SINGAPRE – Inflation rates have been climbing globally but they vary widely – from around 2 per cent in some countries to more than 10 per cent in others.
Given this wide spectrum, Singapore’s latest headline inflation or headline consumer price index (CPI) of 7 per cent sits somewhere in the middle.
It is not expected to breach the double-digit levels seen in places such as Brazil, Britain and the Netherlands, said OCBC Bank’s chief economist Selena Ling.
“For now, I expect Singapore’s headline CPI to top 7 per cent year on year, but is unlikely to cross to double-digit territory, barring fresh shocks to global commodity prices and wage-price spirals,” she said.
CIMB economist Song Seng Wun said that for Singapore’s CPI to go up to double digits, there must be a significant jump in services inflation that would be driven by higher wages, services costs, rentals and certificate of entitlement prices, among others.

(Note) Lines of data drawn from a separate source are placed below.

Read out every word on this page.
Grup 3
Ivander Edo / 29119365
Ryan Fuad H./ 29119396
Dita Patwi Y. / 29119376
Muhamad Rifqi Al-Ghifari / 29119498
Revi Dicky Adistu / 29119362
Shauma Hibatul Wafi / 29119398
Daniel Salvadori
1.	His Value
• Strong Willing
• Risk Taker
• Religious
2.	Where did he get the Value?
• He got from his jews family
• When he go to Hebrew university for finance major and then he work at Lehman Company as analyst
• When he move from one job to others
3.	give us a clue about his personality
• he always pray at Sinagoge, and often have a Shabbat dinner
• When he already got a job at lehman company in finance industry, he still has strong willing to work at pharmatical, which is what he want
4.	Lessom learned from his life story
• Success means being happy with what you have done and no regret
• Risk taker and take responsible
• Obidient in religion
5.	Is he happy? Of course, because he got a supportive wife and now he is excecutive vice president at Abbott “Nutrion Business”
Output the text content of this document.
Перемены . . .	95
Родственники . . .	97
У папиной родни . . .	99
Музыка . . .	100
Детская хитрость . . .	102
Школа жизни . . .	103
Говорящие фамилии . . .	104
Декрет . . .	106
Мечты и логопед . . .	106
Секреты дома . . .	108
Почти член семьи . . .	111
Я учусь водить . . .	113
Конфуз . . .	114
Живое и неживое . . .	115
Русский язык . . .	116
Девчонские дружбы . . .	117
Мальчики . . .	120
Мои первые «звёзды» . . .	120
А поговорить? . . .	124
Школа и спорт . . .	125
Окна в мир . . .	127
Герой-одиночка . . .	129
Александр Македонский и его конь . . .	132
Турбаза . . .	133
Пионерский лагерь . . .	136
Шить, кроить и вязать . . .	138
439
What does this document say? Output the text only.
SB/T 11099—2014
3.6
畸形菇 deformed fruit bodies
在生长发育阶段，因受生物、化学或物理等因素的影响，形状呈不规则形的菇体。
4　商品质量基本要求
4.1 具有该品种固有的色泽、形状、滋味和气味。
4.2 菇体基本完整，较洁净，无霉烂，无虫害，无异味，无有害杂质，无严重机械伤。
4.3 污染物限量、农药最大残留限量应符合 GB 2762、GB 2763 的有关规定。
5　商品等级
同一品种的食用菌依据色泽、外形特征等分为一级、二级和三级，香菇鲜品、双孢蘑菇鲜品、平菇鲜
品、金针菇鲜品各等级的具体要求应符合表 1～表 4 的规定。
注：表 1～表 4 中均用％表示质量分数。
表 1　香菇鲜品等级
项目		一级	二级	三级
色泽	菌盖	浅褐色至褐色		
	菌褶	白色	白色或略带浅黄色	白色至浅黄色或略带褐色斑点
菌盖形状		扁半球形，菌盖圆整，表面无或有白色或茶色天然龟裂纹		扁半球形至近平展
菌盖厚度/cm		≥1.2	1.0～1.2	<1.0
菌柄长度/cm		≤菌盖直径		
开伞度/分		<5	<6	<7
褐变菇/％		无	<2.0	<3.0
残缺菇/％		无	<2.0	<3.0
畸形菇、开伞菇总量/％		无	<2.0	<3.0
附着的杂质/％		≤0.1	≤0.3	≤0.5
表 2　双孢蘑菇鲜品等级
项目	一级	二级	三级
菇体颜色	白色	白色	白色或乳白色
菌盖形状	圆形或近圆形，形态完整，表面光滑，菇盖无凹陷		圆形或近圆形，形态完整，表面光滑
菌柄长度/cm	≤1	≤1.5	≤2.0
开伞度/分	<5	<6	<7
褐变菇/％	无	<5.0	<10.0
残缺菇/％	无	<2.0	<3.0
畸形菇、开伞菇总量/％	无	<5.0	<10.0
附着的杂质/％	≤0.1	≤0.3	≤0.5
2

He noted that the difficulty in estimating CPI is that not all businesses pass on the higher costs of goods to consumers at the same time.
That said, Mr Song thinks Singapore’s fourth-quarter year-on-year inflation might possibly dip on the back of a higher base of comparison.
He pointed out that inflation rates can vary widely because the basket of goods and services used to measure headline inflation differs from country to country.
This is particularly true of the bigger countries, where there are urban and rural areas.